Il fallait bien qu’un jour, Le Bulletin célinien consacre un numéro à Gen Paul. Cela se justifiait d’autant plus qu’il est sans conteste le meilleur illustrateur de Céline.
L’occasion m’en est donnée par la parution de l’excellente biographie de Jacques Lambert ¹.
C’est peu dire que les « céliniens historiques », tels André Pulicani ou Pierre Monnier, ne portaient guère l’artiste dans leur cœur depuis qu’il s’était répandu en propos peu amènes sur Céline. Mieux : Gen Paul ne craignit pas de faire accroire à l’un de ses premiers biographes qu’il rompit avec Céline à la parution de Bagatelles pour un massacre (!). C’était tenter de faire oublier qu’il l’accompagna à Berlin en 1942, ainsi qu’à deux dîners à l’ambassade d’Allemagne. Et qu’il ne se fit pas davantage prier pour illustrer une édition de Voyage et de Mort à crédit durant cette même année 1942.
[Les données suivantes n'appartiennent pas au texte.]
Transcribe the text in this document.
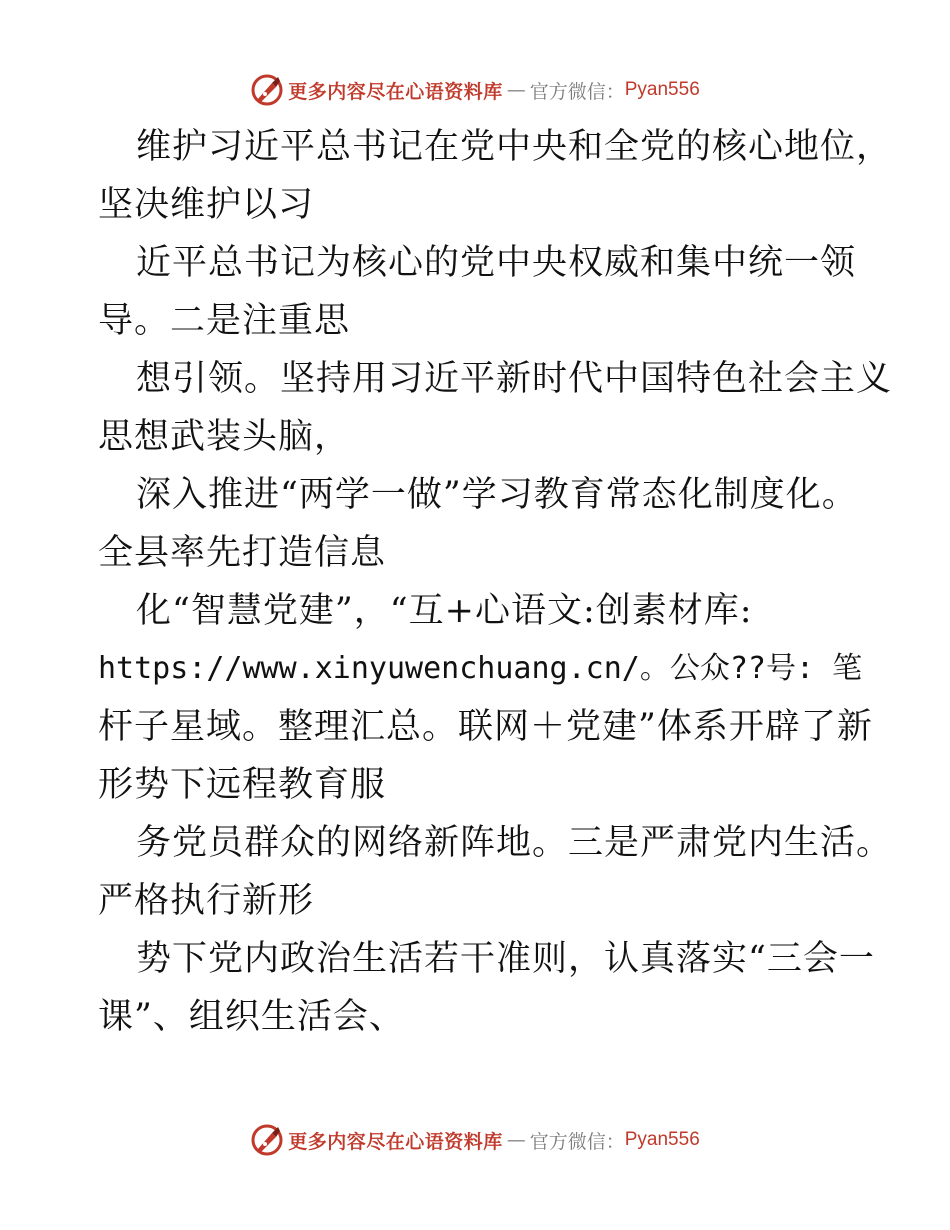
更多内容尽在心语资料库 — 官方微信： Pyan556
维护习近平总书记在党中央和全党的核心地位，
坚决维护以习
近平总书记为核心的党中央权威和集中统一领
导。二是注重思
想引领。坚持用习近平新时代中国特色社会主义
思想武装头脑，
深入推进“两学一做”学习教育常态化制度化。
全县率先打造信息
化“智慧党建”，“互+心语文:创素材库:
https://www.xinyuwenchuang.cn/。公众??号: 笔
杆子星域。整理汇总。联网＋党建”体系开辟了新
形势下远程教育服
务党员群众的网络新阵地。三是严肃党内生活。
严格执行新形
势下党内政治生活若干准则，认真落实“三会一
课”、组织生活会、
更多内容尽在心语资料库 — 官方微信： Pyan556
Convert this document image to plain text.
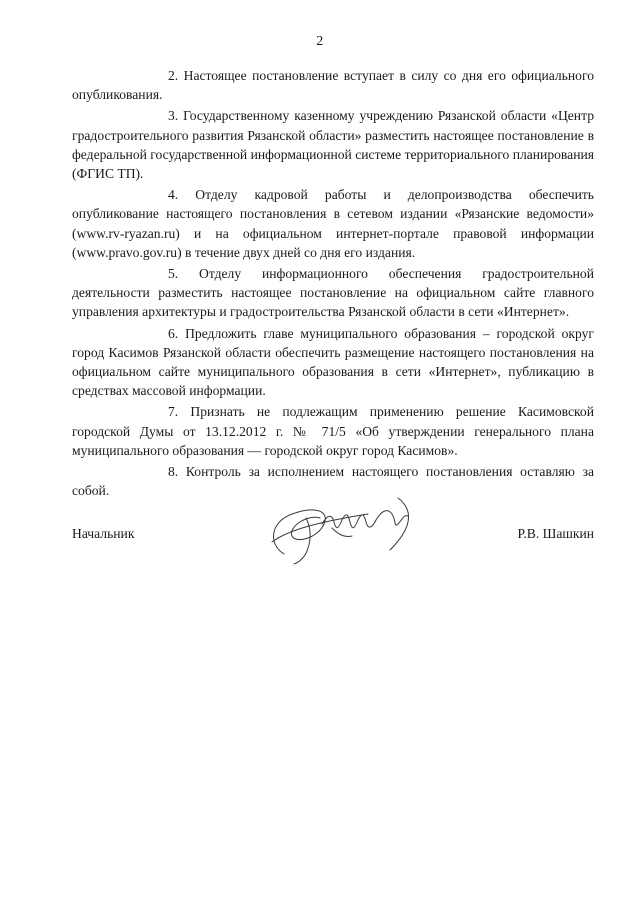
2

2. Настоящее постановление вступает в силу со дня его официального опубликования.

3. Государственному казенному учреждению Рязанской области «Центр градостроительного развития Рязанской области» разместить настоящее постановление в федеральной государственной информационной системе территориального планирования (ФГИС ТП).

4. Отделу кадровой работы и делопроизводства обеспечить опубликование настоящего постановления в сетевом издании «Рязанские ведомости» (www.rv-ryazan.ru) и на официальном интернет-портале правовой информации (www.pravo.gov.ru) в течение двух дней со дня его издания.

5. Отделу информационного обеспечения градостроительной деятельности разместить настоящее постановление на официальном сайте главного управления архитектуры и градостроительства Рязанской области в сети «Интернет».

6. Предложить главе муниципального образования – городской округ город Касимов Рязанской области обеспечить размещение настоящего постановления на официальном сайте муниципального образования в сети «Интернет», публикацию в средствах массовой информации.

7. Признать не подлежащим применению решение Касимовской городской Думы от 13.12.2012 г. № 71/5 «Об утверждении генерального плана муниципального образования — городской округ город Касимов».

8. Контроль за исполнением настоящего постановления оставляю за собой.

Начальник	Р.В. Шашкин
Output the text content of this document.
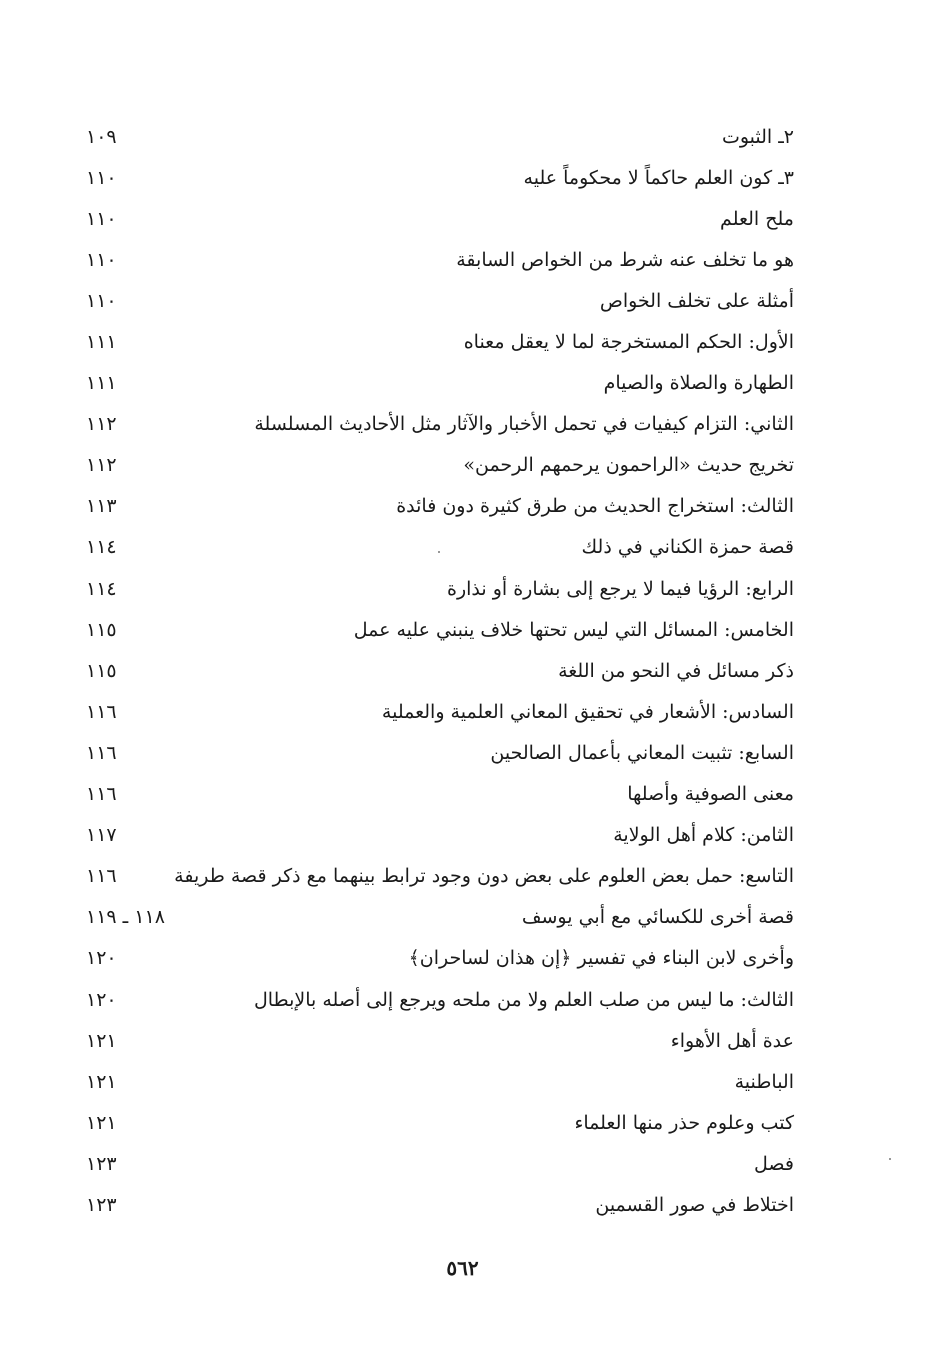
١٠٩	٢ـ الثبوت
١١٠	٣ـ كون العلم حاكماً لا محكوماً عليه
١١٠	ملح العلم
١١٠	هو ما تخلف عنه شرط من الخواص السابقة
١١٠	أمثلة على تخلف الخواص
١١١	الأول: الحكم المستخرجة لما لا يعقل معناه
١١١	الطهارة والصلاة والصيام
١١٢	الثاني: التزام كيفيات في تحمل الأخبار والآثار مثل الأحاديث المسلسلة
١١٢	تخريج حديث «الراحمون يرحمهم الرحمن»
١١٣	الثالث: استخراج الحديث من طرق كثيرة دون فائدة
١١٤	قصة حمزة الكناني في ذلك
١١٤	الرابع: الرؤيا فيما لا يرجع إلى بشارة أو نذارة
١١٥	الخامس: المسائل التي ليس تحتها خلاف ينبني عليه عمل
١١٥	ذكر مسائل في النحو من اللغة
١١٦	السادس: الأشعار في تحقيق المعاني العلمية والعملية
١١٦	السابع: تثبيت المعاني بأعمال الصالحين
١١٦	معنى الصوفية وأصلها
١١٧	الثامن: كلام أهل الولاية
١١٦	التاسع: حمل بعض العلوم على بعض دون وجود ترابط بينهما مع ذكر قصة طريفة
١١٨ ـ ١١٩	قصة أخرى للكسائي مع أبي يوسف
١٢٠	وأخرى لابن البناء في تفسير ﴿إن هذان لساحران﴾
١٢٠	الثالث: ما ليس من صلب العلم ولا من ملحه ويرجع إلى أصله بالإبطال
١٢١	عدة أهل الأهواء
١٢١	الباطنية
١٢١	كتب وعلوم حذر منها العلماء
١٢٣	فصل
١٢٣	اختلاط في صور القسمين
٥٦٢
Un des mérites du livre de Jacques Lambert est de montrer que la personnalité de l’artiste est plus complexe que l’image sommaire qu’il donnait de lui-même. Sensible et généreux : c’est bien ainsi qu’il apparaît dans cette biographie qui ne dissimule pas pour autant les travers du personnage. À ce propos, Céline n’était d’ailleurs pas le seul à le voir en « gologolo ». Ainsi, Robert Le Vigan n’y allait pas avec le dos de la cuiller : « Le monstre de méchanceté laborieuse que ce Paul ! c’est ça qui l’empêche de crever : il le sait et en remet de plus belle. Sorcier maître des ruines, alambiqueur de soupente. J’ai eu la plus grande révélation de sa vacherie à longue portée pour sa sauvegarde personnelle de tartuffe à la quille de bois, peu après ma sortie de tôle… »
L’amitié qui lia Gen Paul et Céline ne fut pas, on le sait, exempte de brouilles ni d’éclats. Ces deux fortes personnalités, qui avaient pourtant bien des choses en commun, ne pouvaient avoir que des relations mouvementées. Et c’est peut-être Céline qui fut le plus affligé face au naufrage de cette amitié de vingt ans. Durant l’été 1951, alors que Pascaline et Paul Marteau hébergeaient Lucette et Céline à leur retour du Danemark, celui-ci dépêcha Pascaline auprès de Gen Paul pour l’inviter à dîner chez ses hôtes. Elle se heurta à une fin de non recevoir peu diplomatique, Gen Paul rendant Céline responsable de tous ses malheurs d’après-guerre. Citons son biographe : « Le soir, quand elle raconta tout cela à Céline, il ne fit aucun commentaire, mais il monta aussitôt dans sa chambre et ne redescendit pas pour dîner » ². Anecdote plus éclairante qu’une longue analyse.
Gen Paul s’est imposé comme une figure marquante de l’expressionnisme contemporain. Mais il appartient aussi à la légende célinienne. D’autant que Céline l’a gratifié d’une forme d’immortalité dont il se serait bien passé.
- Jacques Lambert, Gen Paul, un peintre maudit parmi les siens, La Table ronde, 2007.
- François Gibault, Céline. Cavalier de l’Apocalypse (1944-1961), Mercure de France, 1981, p. 264.